Hadi Birlikte Bir Fotoğraf Çekelim
Şirketinizde yetenekli çalışanlar var. Belki EYT’li olmuş ve hâlâ sizde çalışıyor, uzun yıllar kurumda yüksek performans göstermiş, bugüne gelmenizi sağlamış, siz tamam demeden bu ekonomik şartlarda sizi bırakmayacak, kariyerinin en üst seviyelerinde, otomatiğe bağlanmış davranışlar, deneyimler ve bilgi ile ayrılacağı günü bekliyorlar.

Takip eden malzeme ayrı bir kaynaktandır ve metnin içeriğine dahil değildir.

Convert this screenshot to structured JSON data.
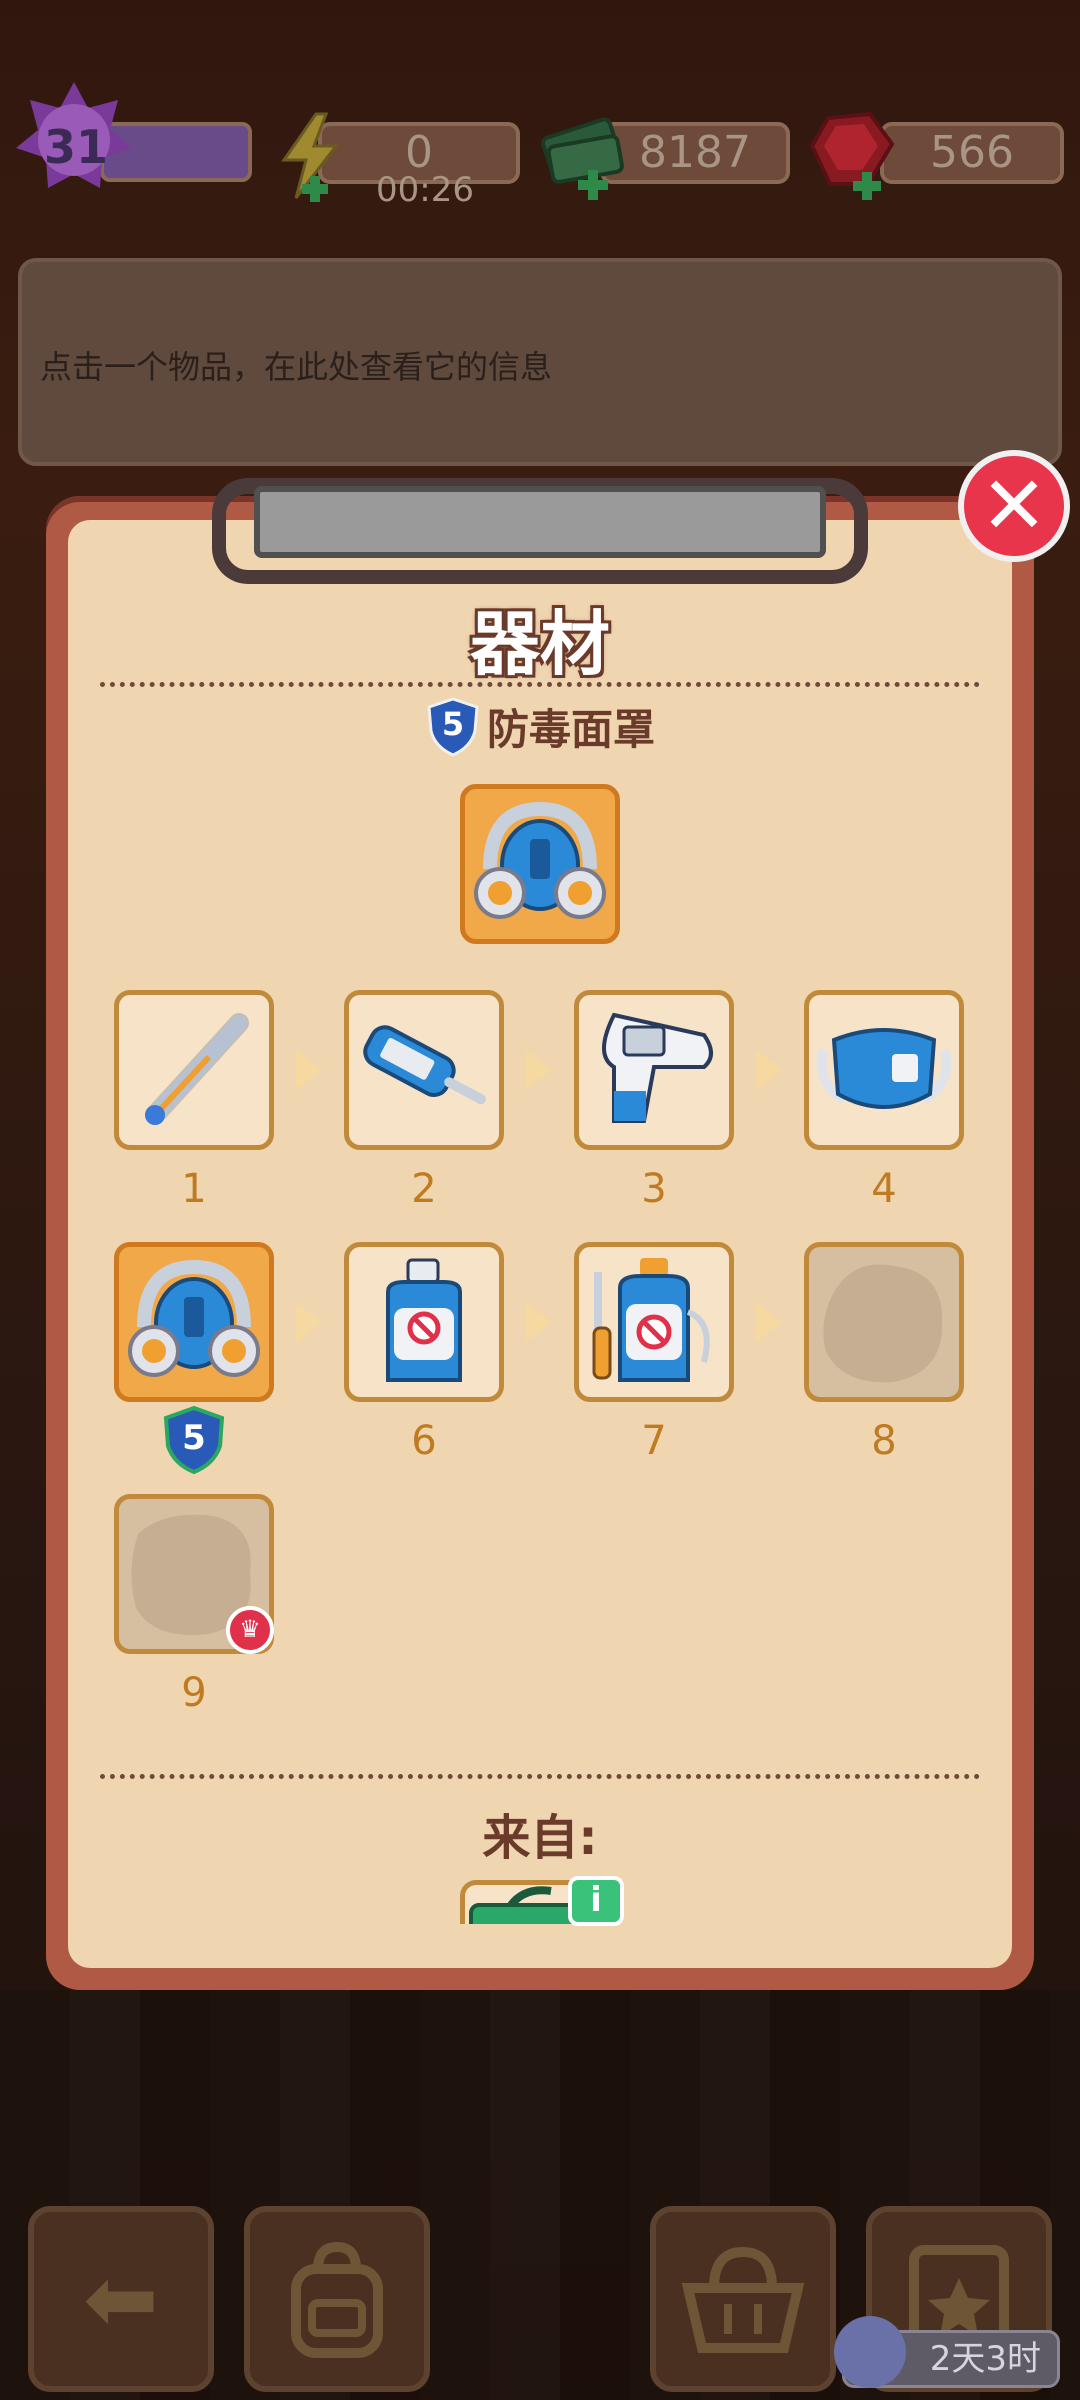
{
  "topbar": {
    "level": "31",
    "energy": "0",
    "energy_timer": "00:26",
    "cash": "8187",
    "gems": "566"
  },
  "info_panel": {
    "text": "点击一个物品，在此处查看它的信息"
  },
  "modal": {
    "title": "器材",
    "subtitle": "防毒面罩",
    "subtitle_level": "5",
    "close_label": "✕",
    "from_label": "来自:",
    "info_badge": "i",
    "items": [
      {
        "num": "1",
        "name": "thermometer-icon"
      },
      {
        "num": "2",
        "name": "digital-thermometer-icon"
      },
      {
        "num": "3",
        "name": "infrared-thermometer-icon"
      },
      {
        "num": "4",
        "name": "face-mask-icon"
      },
      {
        "num": "",
        "name": "gas-mask-icon",
        "level": "5",
        "current": true
      },
      {
        "num": "6",
        "name": "spray-bottle-icon"
      },
      {
        "num": "7",
        "name": "pressure-sprayer-icon"
      },
      {
        "num": "8",
        "name": "locked-item-icon"
      },
      {
        "num": "9",
        "name": "locked-item-icon"
      }
    ]
  },
  "bottom": {
    "timer": "2天3时"
  },
  "colors": {
    "accent": "#e8354b",
    "tile_border": "#c08a3a",
    "panel": "#efd5b0"
  }
}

Bilgi ve deneyiminin aktarılması, kuruma bırakacağı miras ile tamamlanmışlık duygusu, kalan süresinde kurduğu bağın anlamını geliştirecektir.
Geçen ay 1000 çalışanı olan bir şirketin İnsan Kaynakları Müdürü ile sohbet ederken, “20-25 yıllık deneyimli yöneticilerim var. Operasyonel olarak büyüme ivmemiz oldukça iyi. En büyük sıkıntımız, yönetici geliştirmek” dedi. Sizce patronların güvendiği, bu deneyimli çalışanların varlığı, kurum için risk taşıyor mu?
Diğer taraftan bakalım. Üniversite mezunusunuz, kurumsal olduğunu düşündüğünüz bir işe giriyorsunuz, öğrenme, gelişme, büyüme ve kazanma duygularınızın hırsıyla çalışırken, önünüzde bir engel var. Kurumda kariyer basamağı olsa da, terfi almanız ve yetenek gelişiminiz kısıtlı. Bu kısır döngünün çözümü nedir?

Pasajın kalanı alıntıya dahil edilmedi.